In her book, Park begs readers to help her “save our country, while time remains.”

“I really don’t think that we have that much time left,” she warned. “Already all our mainstream institutions have the same ideology that North Korea has: socialism, collectivism and equity. We are literally going through a cultural revolution in America. When we realize it, it might be too late.”

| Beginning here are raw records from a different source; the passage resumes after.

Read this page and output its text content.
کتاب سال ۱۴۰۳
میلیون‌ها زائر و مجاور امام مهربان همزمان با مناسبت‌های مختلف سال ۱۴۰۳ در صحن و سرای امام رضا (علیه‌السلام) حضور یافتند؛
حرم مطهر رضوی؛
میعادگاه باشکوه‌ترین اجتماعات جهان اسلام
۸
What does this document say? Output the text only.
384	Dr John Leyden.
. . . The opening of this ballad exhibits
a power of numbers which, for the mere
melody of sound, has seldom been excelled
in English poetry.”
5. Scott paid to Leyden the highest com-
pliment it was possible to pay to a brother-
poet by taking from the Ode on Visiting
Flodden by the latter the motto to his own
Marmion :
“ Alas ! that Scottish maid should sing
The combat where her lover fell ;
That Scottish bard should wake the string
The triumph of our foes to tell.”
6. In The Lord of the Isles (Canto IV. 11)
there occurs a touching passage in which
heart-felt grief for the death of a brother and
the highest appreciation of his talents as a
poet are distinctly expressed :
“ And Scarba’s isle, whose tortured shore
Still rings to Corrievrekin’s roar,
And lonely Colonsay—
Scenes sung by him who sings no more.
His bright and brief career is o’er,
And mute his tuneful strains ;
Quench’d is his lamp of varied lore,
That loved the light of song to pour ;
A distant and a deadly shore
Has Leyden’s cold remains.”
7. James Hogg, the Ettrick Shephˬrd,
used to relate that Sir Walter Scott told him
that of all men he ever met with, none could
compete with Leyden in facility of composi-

Park has been speaking out for years about America’s educational institutions, whose diseased ideologies are why “America’s not free.”

When she first started at Columbia, Park was immediately taught about “safe spaces,” “trigger warnings,” and how White men are the cause of all problems.

The North Korean defector said she was afraid of the social repercussions at Columbia if she failed to use “preferred pronouns” correctly.

Park remembers being a young girl in North Korea and believing that the country’s leader, Kim Jong Un, was overworked and “starving” until she saw photos of the overweight dictator — but American students are so brainwashed no evidence can convince them.

“In some ways they (in the US) are brainwashed. Even though there’s evidence so clearly in front of their eyes they can’t see it."